Vatikan löscht das Scalfari-Interview von seiner Internetseite

15. November 2013 in Aktuelles


Wenn der Präfekt der Kongregation für die Glaubenslehre Leuten begegnet, denen man trauen kann und die für den Papst und die Kirche arbeiten. Von Armin Schwibach


Rom (kath.net/as) Der Vatikan hat das viel diskutierte und umstrittene Interview des ehemaligen Direktors und Gründers der römischen Zeitung „La Repubblica“, Eugenio Scalfari (89), mit Papst Franziskus von seiner Internetseite gelöscht. „La Repubblica“ hatte den als Interview ausgegebenen Text am 1. Oktober 2013 veröffentlicht. Am 2. Oktober wurde dieser auch in der italienischen Tagesausgabe der vatikanischen Zeitung „L’Osservatore Romano“ unter dem Titel „Das Licht in unserer Seele“ gedruckt und dann in alle Sprachen übersetzt.

Unmittelbar nach der Veröffentlichung kamen aufgrund gewisser angeblicher Äußerungen des Papstes, die Scalfari als direkte Rede in Anführung gesetzt hatte, kritische, verwirrte und auch entsetzte Stimmen auf. So habe Franziskus angeblich gesagt, dass jeder seine eigene Vorstellung vom Guten und Bösen habe und sich entscheiden müsse, dem Guten zu folgen und das Böse zu bekämpfen, so wie er es selber fasse. Dies genüge, um die Welt zu verbessern. Der Papst sollte auch gesagt haben, dass die Oberhirten der Kirche oft Narzissten gewesen seien, denen von ihren Höflingen geschmeichelt worden sei und die diese schlecht angespornt hätten. Den Päpstlichen Hof und die Kurie hätte Franziskus als „Lepra des Papsttums“ bezeichnet.

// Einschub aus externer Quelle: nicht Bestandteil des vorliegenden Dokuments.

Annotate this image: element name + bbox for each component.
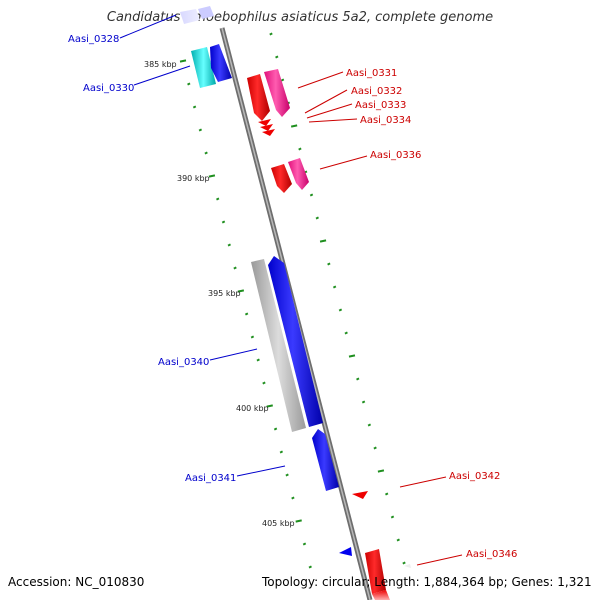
- outer-tick-20: [385, 492, 389, 496]
- gene-labels: Aasi_0328 Aasi_0330 Aasi_0340 Aasi_0341 …: [68, 34, 517, 560]
- outer-tick-19: [377, 469, 385, 473]
- topology-summary: Topology: circular; Length: 1,884,364 bp…: [262, 575, 592, 589]
- gene-small-blue: [339, 547, 352, 556]
- outer-tick-13: [344, 331, 348, 335]
- inner-tick-18: [285, 473, 289, 477]
- scale-405: 405 kbp: [262, 519, 295, 528]
- inner-tick-6: [216, 197, 220, 201]
- outer-tick-11: [332, 285, 337, 289]
- scale-385: 385 kbp: [144, 60, 177, 69]
- inner-tick-20: [295, 519, 302, 523]
- outer-tick-10: [327, 262, 331, 266]
- gene-aasi-0336: [271, 164, 292, 193]
- label-aasi-0346: Aasi_0346: [466, 549, 517, 560]
- outer-tick-1: [275, 55, 279, 59]
- outer-tick-15: [356, 377, 360, 381]
- gene-aasi-0340-grey: [251, 259, 306, 432]
- inner-tick-2: [192, 105, 197, 109]
- outer-tick-17: [367, 423, 372, 427]
- inner-tick-17: [279, 450, 284, 454]
- gene-glyphs: [180, 6, 411, 600]
- outer-tick-22: [396, 538, 400, 542]
- inner-tick-3: [198, 128, 203, 132]
- label-aasi-0332: Aasi_0332: [351, 86, 402, 97]
- inner-tick-13: [256, 358, 260, 362]
- gene-aasi-0346-fade: [372, 590, 390, 600]
- inner-tick-5: [208, 174, 216, 178]
- inner-tick-10: [237, 289, 245, 293]
- inner-tick-21: [302, 542, 307, 546]
- inner-tick-19: [291, 496, 295, 500]
- scale-labels: 385 kbp 390 kbp 395 kbp 400 kbp 405 kbp: [144, 60, 295, 528]
- outer-tick-12: [338, 308, 343, 312]
- label-aasi-0330: Aasi_0330: [83, 83, 134, 94]
- gene-aasi-0333: [258, 119, 271, 126]
- inner-tick-9: [233, 266, 237, 270]
- outer-tick-7: [309, 193, 314, 197]
- gene-faint-bottom: [404, 564, 411, 568]
- outer-tick-14: [348, 354, 356, 358]
- gene-cyan: [191, 47, 216, 88]
- outer-tick-18: [373, 446, 377, 450]
- outer-tick-0: [269, 32, 273, 36]
- accession-text: Accession: NC_010830: [8, 575, 145, 589]
- outer-tick-21: [390, 515, 395, 519]
- label-aasi-0340: Aasi_0340: [158, 357, 209, 368]
- outer-tick-2: [280, 78, 285, 82]
- label-aasi-0342: Aasi_0342: [449, 471, 500, 482]
- inner-tick-1: [187, 82, 191, 86]
- inner-tick-14: [262, 381, 266, 385]
- gene-aasi-0334: [262, 129, 275, 136]
- gene-aasi-0336b: [288, 158, 309, 190]
- scale-400: 400 kbp: [236, 404, 269, 413]
- inner-tick-4: [204, 151, 208, 155]
- gene-aasi-0346: [365, 549, 386, 594]
- label-aasi-0336: Aasi_0336: [370, 150, 421, 161]
- gene-aasi-0331: [247, 74, 270, 121]
- outer-tick-8: [315, 216, 319, 220]
- outer-tick-23: [402, 561, 406, 565]
- label-aasi-0331: Aasi_0331: [346, 68, 397, 79]
- inner-tick-7: [221, 220, 226, 224]
- scale-ticks: [179, 32, 406, 569]
- inner-tick-11: [244, 312, 249, 316]
- gene-aasi-0333b: [260, 124, 273, 131]
- gene-aasi-0328: [180, 9, 200, 24]
- label-aasi-0333: Aasi_0333: [355, 100, 406, 111]
- gene-aasi-0330: [210, 44, 232, 82]
- scale-395: 395 kbp: [208, 289, 241, 298]
- inner-tick-22: [308, 565, 312, 569]
- scale-390: 390 kbp: [177, 174, 210, 183]
- leader-lines: [119, 14, 463, 566]
- inner-tick-8: [227, 243, 231, 247]
- gene-aasi-0328b: [198, 6, 214, 19]
- gene-aasi-0342: [352, 491, 368, 499]
- gene-aasi-0332: [264, 69, 290, 117]
- inner-tick-15: [266, 404, 273, 408]
- label-aasi-0328: Aasi_0328: [68, 34, 119, 45]
- outer-tick-5: [298, 147, 302, 151]
- outer-tick-16: [361, 400, 366, 404]
- label-aasi-0334: Aasi_0334: [360, 115, 411, 126]
- outer-tick-4: [290, 124, 298, 128]
- label-aasi-0341: Aasi_0341: [185, 473, 236, 484]
- gene-aasi-0341: [312, 429, 339, 491]
- gene-aasi-0340: [268, 256, 323, 427]
- inner-tick-12: [250, 335, 255, 339]
- inner-tick-0: [179, 59, 187, 63]
- inner-tick-16: [273, 427, 278, 431]
- outer-tick-9: [319, 239, 327, 243]
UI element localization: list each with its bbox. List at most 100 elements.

Worte dieser Art und vieles andere mehr führten zum einen zu einer Welle der Empörung, zum anderen entstand sofort der Zweifel, ob Franziskus dies wirklich gesagt habe oder ob es sich nicht vielmehr um bewusste Verfälschungen handelt. Der Autor Scalfari erklärte dann einige Tage später gegenüber der Zeitung „Le Monde“, er habe das Gespräch mit dem Papst nicht aufgenommen und keine Notizen gemacht. Somit handelt es sich bei dem „Interview“ um ein „Gedächtnisprotokoll“, bei dem das Wort des Papstes von den Auslassungen des ausarbeitenden Journalisten nicht unterscheidbar war. Der Papst selbst habe es laut mehreren Aussagen bedauert, dass der Text auch im „L’Osservatore Romano“ veröffentlicht worden ist.

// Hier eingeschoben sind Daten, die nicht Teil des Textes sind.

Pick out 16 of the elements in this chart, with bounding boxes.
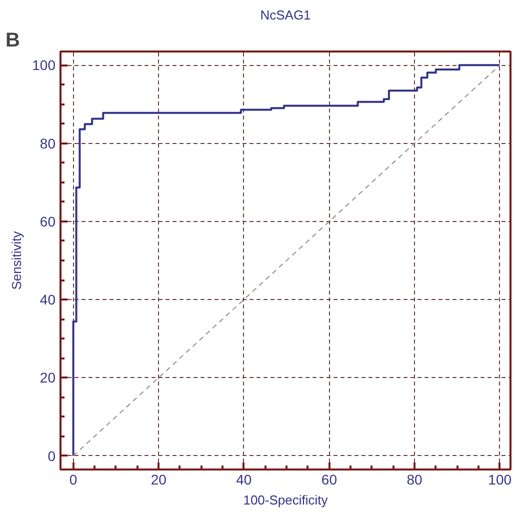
y-tick-label: 40 (40, 292, 56, 308)
y-tick-label: 20 (40, 370, 56, 386)
x-tick-label: 20 (150, 472, 167, 488)
x-axis-title: 100-Specificity (243, 492, 328, 508)
x-tick-label: 40 (236, 472, 252, 488)
y-tick-label: 60 (40, 213, 56, 230)
y-tick-label: 80 (40, 135, 56, 152)
chart-title: NcSAG1 (260, 8, 311, 22)
x-tick-label: 80 (406, 472, 423, 488)
x-tick-label: 100 (488, 472, 512, 488)
y-tick-label: 0 (48, 448, 56, 464)
x-tick-label: 0 (69, 472, 78, 488)
y-axis-title: Sensitivity (9, 230, 24, 290)
text: B (6, 30, 20, 52)
x-tick-label: 60 (321, 472, 338, 488)
y-tick-label: 100 (32, 57, 56, 74)
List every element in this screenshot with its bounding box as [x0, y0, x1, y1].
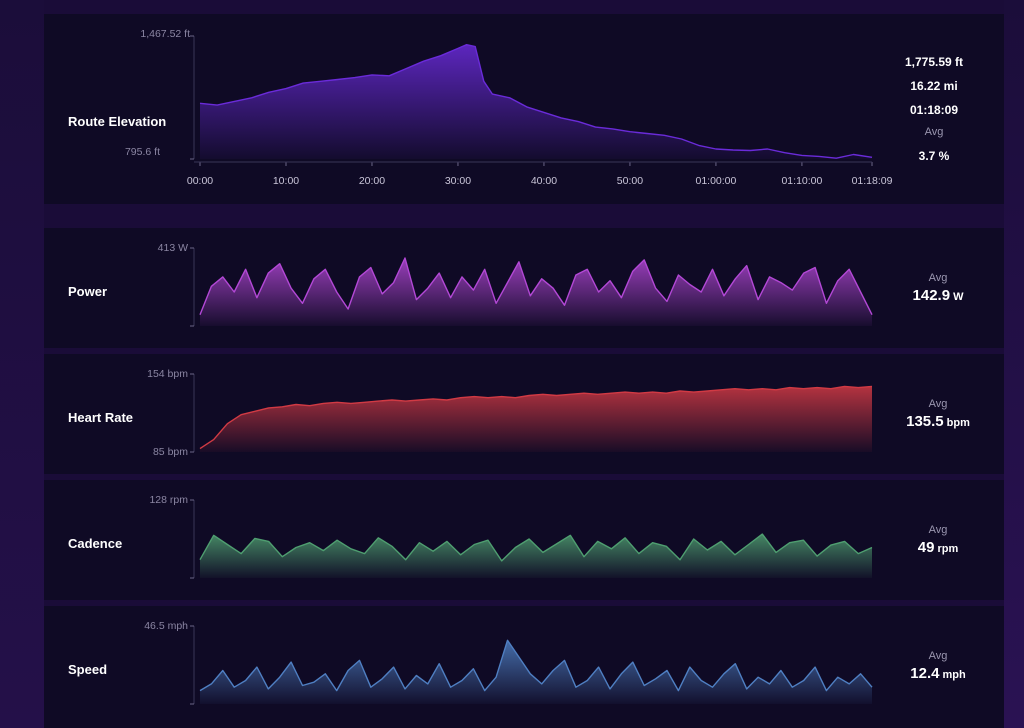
power-avg-label: Avg — [928, 272, 948, 284]
heart-rate-card: Heart Rate 154 bpm 85 bpm Avg 135.5 bpm — [44, 354, 1004, 474]
page-background-right — [1004, 0, 1024, 728]
speed-label: Speed — [68, 662, 108, 677]
elevation-y-min: 795.6 ft — [124, 146, 160, 158]
heart-rate-y-min: 85 bpm — [152, 446, 188, 458]
power-avg-value: 142.9 W — [912, 287, 964, 304]
power-area — [200, 258, 872, 326]
cadence-label: Cadence — [68, 536, 123, 551]
power-chart[interactable] — [190, 228, 894, 348]
elevation-distance: 16.22 mi — [910, 79, 958, 93]
cadence-series-line — [199, 533, 873, 562]
power-y-max: 413 W — [157, 242, 188, 254]
cadence-area — [200, 534, 872, 578]
elevation-x-tick-label: 20:00 — [358, 175, 386, 187]
elevation-x-tick-label: 01:10:00 — [781, 175, 823, 187]
cadence-avg-value: 49 rpm — [917, 539, 959, 556]
elevation-area — [200, 44, 872, 160]
heart-rate-avg-label: Avg — [928, 398, 948, 410]
cadence-y-max: 128 rpm — [149, 494, 188, 506]
power-card: Power 413 W Avg 142.9 W — [44, 228, 1004, 348]
elevation-avg-label: Avg — [924, 126, 944, 138]
elevation-x-tick-label: 01:00:00 — [695, 175, 737, 187]
speed-area — [200, 640, 872, 704]
heart_rate-area — [200, 386, 872, 452]
page-background-left — [0, 0, 44, 728]
elevation-chart[interactable] — [190, 14, 894, 194]
speed-y-max: 46.5 mph — [144, 620, 188, 632]
elevation-x-tick-label: 30:00 — [444, 175, 472, 187]
route-elevation-card: Route Elevation 1,467.52 ft 795.6 ft 00:… — [44, 14, 1004, 204]
elevation-x-tick-label: 40:00 — [530, 175, 558, 187]
heart-rate-chart[interactable] — [190, 354, 894, 474]
speed-card: Speed 46.5 mph Avg 12.4 mph — [44, 606, 1004, 728]
elevation-x-tick-label: 01:18:09 — [851, 175, 893, 187]
elevation-duration: 01:18:09 — [909, 103, 959, 117]
speed-avg-label: Avg — [928, 650, 948, 662]
cadence-avg-label: Avg — [928, 524, 948, 536]
elevation-x-tick-label: 10:00 — [272, 175, 300, 187]
elevation-x-tick-label: 50:00 — [616, 175, 644, 187]
elevation-gain: 1,775.59 ft — [904, 55, 964, 69]
speed-series-line — [199, 639, 873, 692]
elevation-label: Route Elevation — [68, 114, 167, 129]
elevation-x-tick-label: 00:00 — [186, 175, 214, 187]
heart_rate-series-line — [199, 385, 873, 450]
elevation-avg-grade: 3.7 % — [918, 149, 950, 163]
power-series-line — [199, 257, 873, 316]
speed-avg-value: 12.4 mph — [910, 665, 966, 682]
elevation-y-max: 1,467.52 ft — [140, 28, 190, 40]
heart-rate-label: Heart Rate — [68, 410, 134, 425]
speed-chart[interactable] — [190, 606, 894, 726]
elevation-series-line — [199, 44, 873, 159]
cadence-card: Cadence 128 rpm Avg 49 rpm — [44, 480, 1004, 600]
heart-rate-y-max: 154 bpm — [147, 368, 188, 380]
cadence-chart[interactable] — [190, 480, 894, 600]
heart-rate-avg-value: 135.5 bpm — [906, 413, 970, 430]
power-label: Power — [68, 284, 108, 299]
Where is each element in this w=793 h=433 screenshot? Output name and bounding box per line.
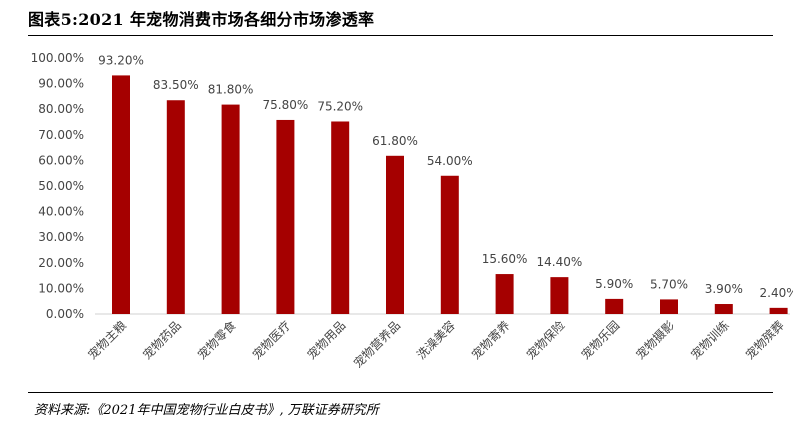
data-label: 81.80%: [208, 83, 254, 97]
x-tick-label: 宠物零食: [194, 318, 239, 363]
x-tick-label: 宠物营养品: [350, 318, 403, 371]
bar: [166, 100, 185, 315]
y-axis: 0.00% 10.00% 20.00% 30.00% 40.00% 50.00% 60.00…: [31, 51, 790, 321]
y-tick-label: 80.00%: [38, 102, 84, 116]
bar: [386, 155, 404, 314]
data-label: 3.90%: [705, 282, 743, 296]
x-tick-label: 宠物乐园: [578, 318, 623, 363]
bar: [331, 121, 350, 314]
x-tick-label: 宠物训练: [687, 318, 732, 363]
data-label: 61.80%: [372, 134, 418, 148]
chart-title: 图表5:2021 年宠物消费市场各细分市场渗透率: [28, 10, 375, 29]
bar: [714, 304, 733, 314]
y-tick-label: 100.00%: [31, 51, 84, 65]
data-label: 54.00%: [427, 154, 473, 168]
y-tick-label: 40.00%: [38, 205, 84, 219]
data-label: 93.20%: [98, 53, 144, 67]
source-divider: [28, 392, 773, 393]
x-tick-label: 宠物摄影: [633, 318, 678, 363]
data-label: 75.80%: [263, 98, 309, 112]
data-labels: 93.20% 83.50% 81.80% 75.80% 75.20% 61.80% 54.0…: [98, 53, 793, 299]
data-label: 5.90%: [595, 277, 633, 291]
y-tick-label: 70.00%: [38, 128, 84, 142]
bar: [605, 298, 624, 314]
x-tick-label: 宠物医疗: [249, 318, 294, 363]
x-tick-label: 宠物用品: [304, 318, 349, 363]
bar: [769, 307, 788, 314]
data-label: 5.70%: [650, 277, 688, 291]
y-tick-label: 50.00%: [38, 179, 84, 193]
x-tick-label: 宠物殡葬: [742, 318, 787, 363]
y-tick-label: 90.00%: [38, 77, 84, 91]
x-tick-label: 宠物保险: [523, 318, 568, 363]
bar: [276, 119, 295, 315]
x-tick-label: 洗澡美容: [413, 318, 458, 363]
data-label: 83.50%: [153, 78, 199, 92]
bar: [660, 299, 678, 314]
data-label: 14.40%: [537, 255, 583, 269]
data-label: 2.40%: [760, 286, 793, 300]
y-tick-label: 30.00%: [38, 230, 84, 244]
title-divider: [28, 35, 773, 36]
x-tick-label: 宠物寄养: [468, 318, 513, 363]
bar: [495, 274, 514, 314]
bar: [221, 104, 240, 314]
bars: [112, 75, 788, 315]
data-label: 75.20%: [317, 99, 363, 113]
bar: [440, 175, 459, 314]
y-tick-label: 60.00%: [38, 153, 84, 167]
y-tick-label: 0.00%: [46, 307, 84, 321]
x-axis-labels: 宠物主粮 宠物药品 宠物零食 宠物医疗 宠物用品 宠物营养品 洗澡美容 宠物寄养 宠物保险 宠物乐…: [85, 318, 787, 371]
x-tick-label: 宠物主粮: [85, 318, 130, 363]
y-tick-label: 10.00%: [38, 281, 84, 295]
bar: [112, 75, 130, 315]
source-note: 资料来源:《2021年中国宠物行业白皮书》, 万联证券研究所: [34, 403, 379, 418]
data-label: 15.60%: [482, 252, 528, 266]
y-tick-label: 20.00%: [38, 256, 84, 270]
x-tick-label: 宠物药品: [139, 318, 184, 363]
bar: [550, 277, 569, 314]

Bleibt das Internet: viele Beobachter hatten verwundert festgestellt, dass das Interview auf der Internetseite des Vatikans unter „Ansprachen des Papstes“ eingestellt worden war, dies trotz der offensichtlichen Missbilligung des Heiligen Vaters und der äußersten Problematik des Textes, eines Textes, der nicht unmittelbar auf die „ipsa vox“ des Papstes zurückgeführt werden konnte.

Dieser Sachverhalt wurde am Samstag, den 9. November, gegenüber dem Präfekten der Kongregation für die Glaubenslehre, Erzbischof Gerhard Ludwig Müller, zur Sprache gebracht. An jenem Wochenende fand in Rom zum vierten Mal ein vom „VATICAN magazin“ organisiertes Journalistentreffen statt, zu dem neben dem Präfekten des Päpstlichen Hauses, Erzbischof Georg Gänswein, der diese vertraulichen Gesprächsrunden seit ihrem Bestehen unterstützt, auch Erzbischof Müller eingeladen worden war. Dass dieses Interview eine Verfälschung darstellt, stand für Müller außer Zweifel. Auf die Tatsache angesprochen, warum es dann immer noch auf der Internetseite des Vatikans an einer wichtigen Stelle stehe, antwortete er: „Das wusste ich nicht. Ich werde mich darum kümmern“. Was nun sichtbar ist: der Text ist gelöscht. Gut organisierte Treffen haben Sinn und zeitigen Wirkungen.